I MINORI NON ACCOMPAGNATI. Restano sul tappeto però diverse questioni: la prima è quella dei minori non accompagnati. Il Fondo dedicato a loro è passato dai 5 milioni di cinque anni fa, ai 167 di oggi. Ma ancora non bastano: attualmene, spiegano dall'Anci, il rimborso è pari a 45 euro al giorno per ciascun minore preso in carico dai Comuni, circa la metà del costo, che è in media è di 80-90 euro. "L'obiettivo è prendere in carico i minori non accompagnati e offrire loro una assistenza a prescindere dalla loro nazionalità", spiega Elide Tisi, ex vicesindaco di Torino e da sempre impegnata sul fronte dell'integrazione in Piemonte.

I "DINIEGATI". Ma soprattutto resta la questone dei cosiddetti 'diniegati': sono quelli che hanno fatto richiesta di asilo ma per i quali è stata respinta. La maggior parte di chi non ottiene l'asilo non può essere rimpatriata per la mancanza di accordi bilaterali con i Paesi di origine. Ma "non possiamo distribuire permessi umanitari, come è avvenuto in passato, solo per negare che esista il problema", sottolinea Tisi.

LA RADICE DEL PROBLEMA. Alla radice il vulnus storico dell'Italia: non c'è mai stato alcun modo di entrare legalmente. Solo dopo essere arrivati nel Belpaese, i migranti posono mettersi in regola. In due modi. Il primo è quello di aderire al decreto flussi (o alla periodica sanatoria, ma non si fa più da diversi anni). Teoricamente pensato per fare arrivare dall'estero un numero di migranti economici adeguato alle esigenze dell'economia, il decreto flussi prevede quest'anno 3.600 ingressi di lavoratori non stagionali, insieme a 14.250 conversioni di permessi di soggiorno e a 13.000 ingressi per lavoratori stagionali. La prima quota, già irrisoria rispetto al numero di persone che vengono in Italia, è comunque riservata a imprenditori, liberi professionisti, artisti di chiara fama e studenti che vengono nell'ambito di percorsi di formazione frutto degli accordi tra le università. Insomma niente muratori, operai, colf, badanti e neppure ingegneri. I lavoratori stagionali per il lavoro nei campi, poi, che aderiscono, nella maggior parte dei casi sono quelli già presenti in Italia, anche perché è piuttosto difficile che una azienda faccia venire dall'estero per assumerla – ancorché temporaneamente – una persona che non conosce.
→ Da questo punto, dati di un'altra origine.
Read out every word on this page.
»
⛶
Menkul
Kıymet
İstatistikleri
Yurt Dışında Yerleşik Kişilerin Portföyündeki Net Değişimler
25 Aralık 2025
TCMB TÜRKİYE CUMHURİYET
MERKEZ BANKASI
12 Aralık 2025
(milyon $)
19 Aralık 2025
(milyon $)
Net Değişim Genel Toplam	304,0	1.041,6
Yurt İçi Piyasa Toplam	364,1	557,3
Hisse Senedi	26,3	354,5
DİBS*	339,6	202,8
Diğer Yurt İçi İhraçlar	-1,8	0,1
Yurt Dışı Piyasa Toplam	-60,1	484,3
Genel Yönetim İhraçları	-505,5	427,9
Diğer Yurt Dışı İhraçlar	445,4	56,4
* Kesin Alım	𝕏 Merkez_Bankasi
Risultato, di fatto rappresenta in gran parte una sanatoria di chi si trova già in Italia, dopo essere entrato illegalmente. Col paradosso di premiare così l'illegalità, oltretutto in un settore già martoriato dal fenomeno del capolarato.

LE POSSIBILI SOLUZIONI. Il secondo modo è appunto quello di fare richiesta di asilo, che ormai è l'unico modo di restare. Ma non tutti scappano dalle guerre. E allora si pone il problema: che fare con chi non lo ottiene? La soluzione sarebbe quella di riformare la legge sull'immigrazione prevedendo la possibilità strutturale di ingressi legali superando il meccanismo del decreto flussi. Ma la cosa non è allo studio del Governo. In alternativa si potrebbero almeno fare dei corridoi umanitari, che è quello che invoca la sindaca di Lampedusa Giusi Nicolini, il che allenterebbe le partenze dei barconi, anche se non risolverebbe strutturalmente il problema. Ma su questo Roma aspetta un segnale da Bruxelles. Il focus perciò resta sull'accoglienza di chi sbarca rischiando la vita in mancanza di alternative. Ma almeno si cerca di organizzarla in modo più ordinato.